O prefeito de São Gonçalo, Capitão Nelson (PL), sancionou na sexta-feira (17), um projeto de lei de autoria do vereador bolsonarista Glauber Poubel (PSD) que proíbe o uso de linguagem neutra em escolas municipais e privadas de São Gonçalo.
De acordo com o projeto, a violação à regra pode acarretar punições às instituições de ensino e aos profissionais de educação. No caso de escolas públicas, professores e a direção da unidade poderão responder a processo administrativo. Além disso, o docente poderá ser afastado de suas funções e, ao fim do processo administrativo, pode ter o contrato rescindido ou ser exonerado. Já no caso das escolas privadas, as unidades podem ser multadas pela prefeitura de R$ 1 mil até R$ 3 mil.
O projeto determina que o aprendizado da língua portuguesa seja feito de acordo com a norma culta, com as Diretrizes Curriculares Nacionais (DCNs), com o Vocabulário Ortográfico da Língua Portuguesa (VOLP) e com a grafia fixada no tratado internacional vinculativo do Acordo Ortográfico de Língua Portuguesa.

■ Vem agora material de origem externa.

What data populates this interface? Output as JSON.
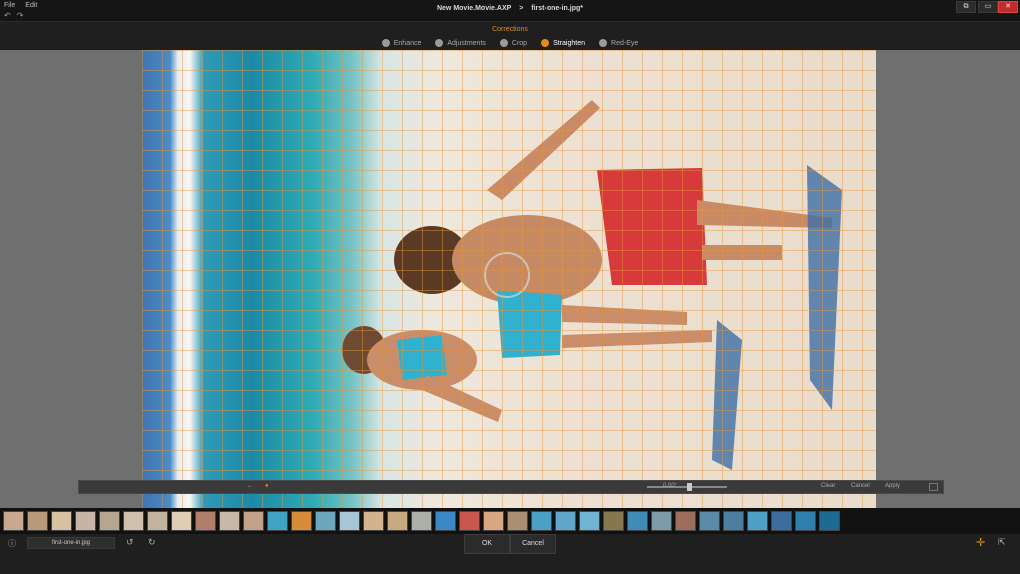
{
  "menu": [
    "File",
    "Edit"
  ],
  "quick_actions": [
    "↶",
    "↷"
  ],
  "doc_title": {
    "project": "New Movie.Movie.AXP",
    "separator": ">",
    "file": "first-one-in.jpg*"
  },
  "window_buttons": [
    "⧉",
    "▭",
    "✕"
  ],
  "corrections": {
    "title": "Corrections",
    "tools": [
      {
        "label": "Enhance"
      },
      {
        "label": "Adjustments"
      },
      {
        "label": "Crop"
      },
      {
        "label": "Straighten"
      },
      {
        "label": "Red-Eye"
      }
    ],
    "active_tool": "Straighten"
  },
  "straighten_bar": {
    "left_arrow": "←",
    "value": "0.00°",
    "clear": "Clear",
    "cancel": "Cancel",
    "apply": "Apply"
  },
  "filmstrip": {
    "thumbnails": [
      "#c9a98e",
      "#b79a7a",
      "#d7c1a0",
      "#c6b5a5",
      "#b5a690",
      "#d0c0ae",
      "#c2b39f",
      "#dfcdb5",
      "#b07f6c",
      "#c8b8a8",
      "#c2a289",
      "#3fa3c6",
      "#d88b3b",
      "#6aa7bd",
      "#a8c7d6",
      "#d3b38b",
      "#c8a880",
      "#aab0a7",
      "#3b88c8",
      "#c9574d",
      "#d8a680",
      "#a98f70",
      "#4aa0c5",
      "#5ea7c9",
      "#6fb4d0",
      "#85784f",
      "#3f8cb7",
      "#7c9aa9",
      "#9d6e5b",
      "#5b8ba7",
      "#4c7ea0",
      "#4f9fc9",
      "#3b6e9d",
      "#2f7fae",
      "#1f6a93"
    ]
  },
  "bottom": {
    "info": "ⓘ",
    "filename": "first-one-in.jpg",
    "rotate_left": "↺",
    "rotate_right": "↻",
    "ok": "OK",
    "cancel": "Cancel"
  },
  "colors": {
    "accent": "#e48b1c",
    "close": "#c62b2b"
  }
}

O que é a linguagem neutra
A "linguagem neutra" é a substituição de vogais que identifiquem o gênero masculino (no caso "o") ou femino (com "a") nas palavras, sendo utilizada também para se refrir a um grupo diverso de pessoas. Por exemplo, a palavra "todos" passa a ser "todes", incluindo tanto homens, mulheres e pessoas não-binárias, que são aquelas que não se identificam com nenhum sexo.

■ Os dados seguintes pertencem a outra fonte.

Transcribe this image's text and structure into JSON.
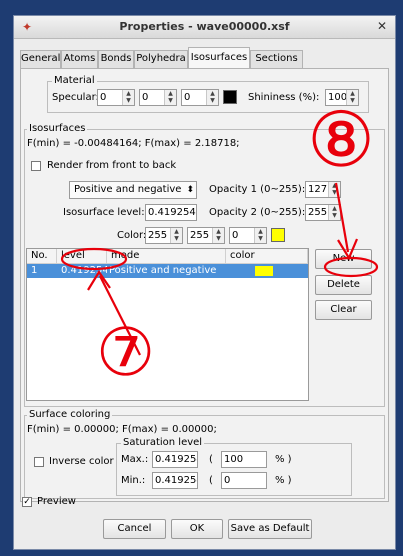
{
  "window": {
    "title": "Properties - wave00000.xsf"
  },
  "tabs": [
    {
      "label": "General"
    },
    {
      "label": "Atoms"
    },
    {
      "label": "Bonds"
    },
    {
      "label": "Polyhedra"
    },
    {
      "label": "Isosurfaces",
      "active": true
    },
    {
      "label": "Sections"
    }
  ],
  "material": {
    "title": "Material",
    "specular_label": "Specular:",
    "specular": [
      "0",
      "0",
      "0"
    ],
    "shininess_label": "Shininess (%):",
    "shininess": "100"
  },
  "isosurfaces": {
    "title": "Isosurfaces",
    "range_text": "F(min) = -0.00484164;   F(max) = 2.18718;",
    "render_label": "Render from front to back",
    "mode_value": "Positive and negative",
    "opacity1_label": "Opacity 1 (0~255):",
    "opacity1": "127",
    "level_label": "Isosurface level:",
    "level_value": "0.419254",
    "opacity2_label": "Opacity 2 (0~255):",
    "opacity2": "255",
    "color_label": "Color:",
    "color": [
      "255",
      "255",
      "0"
    ],
    "columns": [
      "No.",
      "level",
      "mode",
      "color"
    ],
    "rows": [
      {
        "no": "1",
        "level": "0.419254",
        "mode": "Positive and negative",
        "color_hex": "#ffff00"
      }
    ],
    "new_label": "New",
    "delete_label": "Delete",
    "clear_label": "Clear"
  },
  "surface_coloring": {
    "title": "Surface coloring",
    "range_text": "F(min) = 0.00000;   F(max) = 0.00000;",
    "inverse_label": "Inverse color",
    "saturation_title": "Saturation level",
    "max_label": "Max.:",
    "max_value": "0.419254",
    "max_pct": "100",
    "min_label": "Min.:",
    "min_value": "0.419254",
    "min_pct": "0",
    "open_paren": "(",
    "pct_suffix": "% )"
  },
  "footer": {
    "preview_label": "Preview",
    "cancel_label": "Cancel",
    "ok_label": "OK",
    "save_default_label": "Save as Default"
  },
  "annotations": {
    "circle_7": "⑦",
    "circle_8": "⑧"
  },
  "colors": {
    "annotation": "#e8000b",
    "selection": "#4a90d9",
    "swatch_yellow": "#ffff00",
    "swatch_black": "#000000"
  }
}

No caso dos pronomes "ele" e "ela", passa-se a utilizar "elu" ou "ile". O uso da linguagem neutra passou a ter visibilidade nos últimos anos e tem sido adotado em diversos espaços públicos como uma forma de tornar a linguagem mais inclusiva para pessoas transexuais, travestis, não-binárias ou inteersexuais.
Lei pode ser anulada
O ministro Edson Fachin, do Supremo Tribunal Federal (STF), suspendeu uma lei do estado de Rondônio que determinou a proibição da linguagem neutra nas escolas públicas. De acordo com Fachin, a competência constitucional de legislar sobre as diretrizes e bases da educação é do Ministério da Educação, órgão do governo federal, e não cabe a estados e municípios editarem leis neste sentido.

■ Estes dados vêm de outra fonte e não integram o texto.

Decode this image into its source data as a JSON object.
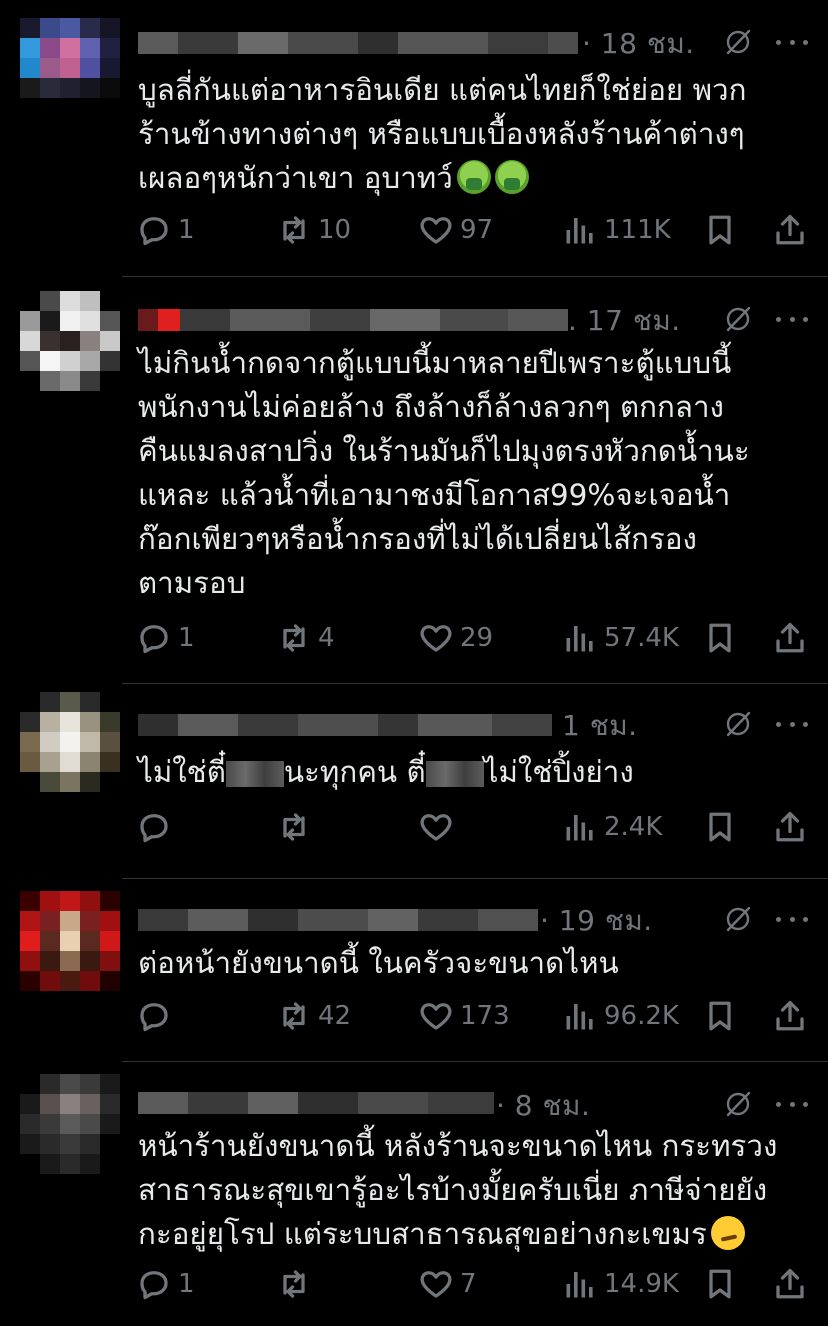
{
  "posts": [
    {
      "time": "· 18 ชม.",
      "lines": [
        "บูลลี่กันแต่อาหารอินเดีย แต่คนไทยก็ใช่ย่อย พวก",
        "ร้านข้างทางต่างๆ หรือแบบเบื้องหลังร้านค้าต่างๆ",
        "เผลอๆหนักว่าเขา อุบาทว์"
      ],
      "emojis": [
        "nauseated-face",
        "nauseated-face"
      ],
      "replies": "1",
      "reposts": "10",
      "likes": "97",
      "views": "111K"
    },
    {
      "time": ". 17 ชม.",
      "lines": [
        "ไม่กินน้ำกดจากตู้แบบนี้มาหลายปีเพราะตู้แบบนี้",
        "พนักงานไม่ค่อยล้าง ถึงล้างก็ล้างลวกๆ ตกกลาง",
        "คืนแมลงสาปวิ่ง ในร้านมันก็ไปมุงตรงหัวกดน้ำนะ",
        "แหละ  แล้วน้ำที่เอามาชงมีโอกาส99%จะเจอน้ำ",
        "ก๊อกเพียวๆหรือน้ำกรองที่ไม่ได้เปลี่ยนไส้กรอง",
        "ตามรอบ"
      ],
      "replies": "1",
      "reposts": "4",
      "likes": "29",
      "views": "57.4K"
    },
    {
      "time": "1 ชม.",
      "segments": [
        "ไม่ใช่ตี๋",
        "นะทุกคน ตี๋",
        "ไม่ใช่ปิ้งย่าง"
      ],
      "replies": "",
      "reposts": "",
      "likes": "",
      "views": "2.4K"
    },
    {
      "time": "· 19 ชม.",
      "lines": [
        "ต่อหน้ายังขนาดนี้ ในครัวจะขนาดไหน"
      ],
      "replies": "",
      "reposts": "42",
      "likes": "173",
      "views": "96.2K"
    },
    {
      "time": "· 8 ชม.",
      "lines": [
        "หน้าร้านยังขนาดนี้ หลังร้านจะขนาดไหน กระทรวง",
        "สาธารณะสุขเขารู้อะไรบ้างมั้ยครับเนี่ย ภาษีจ่ายยัง",
        "กะอยู่ยุโรป แต่ระบบสาธารณสุขอย่างกะเขมร"
      ],
      "emojis": [
        "smirking-face"
      ],
      "replies": "1",
      "reposts": "",
      "likes": "7",
      "views": "14.9K"
    }
  ]
}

Ainda de acordo com o ministro, Lei de Diretrizes e Bases da Educação Nacional edita os parâmetros curriculares nacionais, que estabelecem como objetivo o conhecimento e a valorização das diferentes variedades da língua portuguesa, a fim de combater o preconceito linguístico. Para o Fachin, a lei estadual, ao proibir determinado uso da linguagem, atenta contra as normas editadas pela União, no legítimo exercício de sua competência privativa. "A pretexto de valorizar a norma culta, ela acaba por proibir uma forma de expressão", afirmou.
O ministro do STF relembrou ainda que a Corte já decidiu que o direito à igualdade sem discriminações abrange a identidade e a expressão de gênero e, também, que a identidade de gênero é a manifestação da própria personalidade da pessoa humana. Neste sentido, cabe ao Estado apenas o papel de reconhecê-la, nunca de constituí-la. "Proibir que a pessoa possa se expressar livremente atinge sua dignidade e, portanto, deve ser coibida pelo Estado", destacou.